As of March 2021, family lawyers have an obligation to encourage clients to solve issues through a family dispute resolution process unless it would be inappropriate. As a family law litigator and mediator, I frequently discuss alternative dispute resolution (ADR) with my clients because I know how well it works.
There are different approaches spouses can take to make decisions about issues related to separation or divorce, including mediation, negotiation, arbitration, collaborative law and parenting coordination. But, it can be intimidating to consider these alternatives if you’re not familiar with the family dispute resolution process.

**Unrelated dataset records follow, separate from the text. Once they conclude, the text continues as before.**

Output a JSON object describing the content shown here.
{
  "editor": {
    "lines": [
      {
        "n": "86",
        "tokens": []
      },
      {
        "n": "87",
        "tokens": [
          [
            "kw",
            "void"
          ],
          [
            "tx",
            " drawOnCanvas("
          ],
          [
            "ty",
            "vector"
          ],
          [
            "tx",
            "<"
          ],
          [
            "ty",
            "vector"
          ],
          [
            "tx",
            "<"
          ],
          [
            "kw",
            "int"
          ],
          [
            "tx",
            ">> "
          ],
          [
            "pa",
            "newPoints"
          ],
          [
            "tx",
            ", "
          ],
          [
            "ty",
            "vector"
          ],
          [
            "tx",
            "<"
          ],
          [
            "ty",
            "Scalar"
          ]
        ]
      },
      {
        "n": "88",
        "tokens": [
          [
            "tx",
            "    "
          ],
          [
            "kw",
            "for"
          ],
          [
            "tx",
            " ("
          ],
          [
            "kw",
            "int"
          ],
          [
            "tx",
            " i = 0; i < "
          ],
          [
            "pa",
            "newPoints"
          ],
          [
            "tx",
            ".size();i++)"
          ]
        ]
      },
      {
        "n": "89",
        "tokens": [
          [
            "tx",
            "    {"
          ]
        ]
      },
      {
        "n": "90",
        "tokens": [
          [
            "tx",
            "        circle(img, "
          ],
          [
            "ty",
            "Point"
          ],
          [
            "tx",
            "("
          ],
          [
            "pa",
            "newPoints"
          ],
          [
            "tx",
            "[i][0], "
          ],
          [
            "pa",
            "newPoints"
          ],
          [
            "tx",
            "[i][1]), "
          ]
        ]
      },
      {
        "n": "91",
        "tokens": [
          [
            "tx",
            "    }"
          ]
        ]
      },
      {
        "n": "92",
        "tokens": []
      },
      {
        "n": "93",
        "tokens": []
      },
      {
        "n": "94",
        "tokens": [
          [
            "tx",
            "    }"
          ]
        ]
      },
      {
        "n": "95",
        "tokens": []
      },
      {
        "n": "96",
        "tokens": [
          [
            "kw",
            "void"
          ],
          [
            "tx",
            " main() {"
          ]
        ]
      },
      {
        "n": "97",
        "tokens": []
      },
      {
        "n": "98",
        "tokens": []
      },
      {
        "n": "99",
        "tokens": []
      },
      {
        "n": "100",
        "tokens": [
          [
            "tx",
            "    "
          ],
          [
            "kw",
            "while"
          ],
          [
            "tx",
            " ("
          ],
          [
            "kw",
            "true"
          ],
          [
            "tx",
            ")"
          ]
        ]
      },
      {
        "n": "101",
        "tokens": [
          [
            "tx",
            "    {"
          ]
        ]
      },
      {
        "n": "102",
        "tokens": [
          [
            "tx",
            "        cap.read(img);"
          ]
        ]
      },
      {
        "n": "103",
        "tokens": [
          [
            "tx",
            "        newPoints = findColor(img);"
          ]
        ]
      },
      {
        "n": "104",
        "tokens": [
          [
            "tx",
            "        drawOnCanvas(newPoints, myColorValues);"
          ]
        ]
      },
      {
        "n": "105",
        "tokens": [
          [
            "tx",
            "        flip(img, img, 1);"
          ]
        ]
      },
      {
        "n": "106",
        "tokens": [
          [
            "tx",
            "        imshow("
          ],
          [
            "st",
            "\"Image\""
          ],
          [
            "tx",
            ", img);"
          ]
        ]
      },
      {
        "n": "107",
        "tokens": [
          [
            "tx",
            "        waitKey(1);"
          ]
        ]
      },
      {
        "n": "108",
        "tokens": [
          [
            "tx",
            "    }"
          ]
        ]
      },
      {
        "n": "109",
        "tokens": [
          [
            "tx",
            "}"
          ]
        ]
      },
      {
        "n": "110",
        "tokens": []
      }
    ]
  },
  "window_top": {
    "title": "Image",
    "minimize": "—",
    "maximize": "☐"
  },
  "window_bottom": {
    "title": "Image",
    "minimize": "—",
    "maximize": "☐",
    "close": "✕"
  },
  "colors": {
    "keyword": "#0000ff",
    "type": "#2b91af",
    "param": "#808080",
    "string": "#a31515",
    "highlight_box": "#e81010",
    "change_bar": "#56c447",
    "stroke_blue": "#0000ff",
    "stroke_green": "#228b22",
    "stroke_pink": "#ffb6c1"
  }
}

What is the family dispute resolution process?
The amended Divorce Act introduces a new concept — the family dispute resolution process — an umbrella term to describe out-of-court methods spouses can use to solve parenting, support or property issues. These different approaches (mediation, negotiation, collaborative law and arbitration) are also known as alternative dispute resolution (ADR).
One of the most popular approaches is mediation where a neutral third party, a mediator, helps parties identify and discuss parenting, separation, or divorce issues and resolve their differences. The goal here is to communicate effectively to try and reach an agreement both sides can accept. A mediator doesn’t make decisions for you but instead helps identify issues and possible solutions.
Why avoid the courtroom?
Mediation has generally been a less expensive and faster way to reach an agreement or resolve a family law dispute. In light of the court closures, backlogs and delays caused by COVID-19, the time and cost savings associated with mediation are undeniable.
I recently scheduled a case conference on a non-urgent matter, and the next court date available was in August 2022. Most cases don’t involve an urgent matter, so waiting for 10 months or longer to get a child or spousal support order is not sustainable for most clients.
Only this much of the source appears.